Bekannt geworden war, daß ihm Bundesinnenminister Schily die Bundeszentrale für Politische Bildung zur Leitung angetragen hatte. Dort nivellierte sich Bildung bisher jedoch durch Parteienproporz; Gauck, der sich selber nur "unzureichend zuordnen" kann, ist parteilos und will es bleiben. Zudem wäre er, der dort keine Hausmacht besitzt, vor allem in interne Kämpfe verstrickt worden. Natürlich weiß er das. Bevor er einen vorliegenden Vertrag eines TV-Kanals unterschreibt, wartet er noch immer auf ein Angebot aus der Politik. Wahrscheinlich vergebens.

Joachim Gauck war knapp fünf Jahre alt, als die Herrschaft der Nationalsozialsten mit eiligem Hinrichten ihrer Gegner und Kritiker sowie der Katastrophe des Zweiten Weltkrieges endete. Im elften Jahr seines Lebens wurde sein Vater, ein Inspekteur der Seefahrt, plötzlich "abgeholt". Gauck rückblickend: "Diejenigen, die in den stalinistischen Nachkriegsjahren Jugendliche oder Erwachsene waren, haben gelernt, daß dieser Staat nicht mit sich spaßen ließ, daß er unberechenbar war wie ein absoluter Herrscher und jeden Bürger am hellichten Tag aus der Mitte des Lebens herausreißen, foltern, verurteilen oder sogar töten konnte."

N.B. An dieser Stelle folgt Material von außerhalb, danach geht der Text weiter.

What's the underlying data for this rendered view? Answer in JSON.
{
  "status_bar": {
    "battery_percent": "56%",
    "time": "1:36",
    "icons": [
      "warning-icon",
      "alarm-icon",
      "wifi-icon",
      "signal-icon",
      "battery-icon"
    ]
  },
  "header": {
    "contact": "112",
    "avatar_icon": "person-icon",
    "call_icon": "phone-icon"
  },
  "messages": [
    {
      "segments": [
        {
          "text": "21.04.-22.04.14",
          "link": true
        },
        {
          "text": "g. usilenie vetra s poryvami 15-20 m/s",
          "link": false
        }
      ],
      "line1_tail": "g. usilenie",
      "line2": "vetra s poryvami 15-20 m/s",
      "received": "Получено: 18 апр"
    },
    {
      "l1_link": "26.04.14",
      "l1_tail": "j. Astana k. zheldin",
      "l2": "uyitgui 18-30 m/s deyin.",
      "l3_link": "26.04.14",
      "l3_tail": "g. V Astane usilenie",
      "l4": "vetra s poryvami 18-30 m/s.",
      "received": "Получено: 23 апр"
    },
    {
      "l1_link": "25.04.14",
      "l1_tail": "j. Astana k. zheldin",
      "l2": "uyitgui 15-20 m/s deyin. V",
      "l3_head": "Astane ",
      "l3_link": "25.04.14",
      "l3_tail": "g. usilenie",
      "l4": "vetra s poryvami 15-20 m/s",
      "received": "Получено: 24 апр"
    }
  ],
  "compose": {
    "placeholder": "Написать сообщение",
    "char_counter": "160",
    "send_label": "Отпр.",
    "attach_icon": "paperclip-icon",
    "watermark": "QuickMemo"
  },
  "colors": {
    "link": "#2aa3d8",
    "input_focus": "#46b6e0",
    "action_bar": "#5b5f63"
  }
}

Als die Sowjets 1956 das ungarische "Bruderland" brutal mit Panzern befriedeten, kam sein Vater aus sibirischer Gefangenschaft und berichtete von der erlebten Sklaverei sowie "von der absoluten Rechtlosigkeit, die in den Lagern herrschte, während wir immer noch dieselben Lieder sangen von den lichten Höhen des Sozialismus, die es zu erstürmen galt". Dennoch löste sich Gauck bald von seiner antikommunistischen Grundhaltung und entwickelte sich zu einem Vertreter der "Gratwanderungstheorie", was heißen soll, er lernte "die Künste der Verstellung und der mehrdeutigen Rede", um das Abitur erlangen zu können. Ebenso erlernte der poststalinistische Sozialismus, seine Terror-Instrumente zu verbergen, "aber seine zivile Spielart breitete sich nun ungehemmt in alle Lebensbereiche aus. Die Vorstellung der SED, im Besitz der absoluten Wahrheit zu sein, ihr Anspruch auf die absolute Macht bestimmt von nun an das Leben der DDR-Bürger buchstäblich von der Wiege bis zur Bahre. Das Ministerium für Staatssicherheit drang immer umfassender in das gesamte gesellschaftliche Leben der DDR ein und war als Angstapparat der SED ungeheuer wirkungsvoll."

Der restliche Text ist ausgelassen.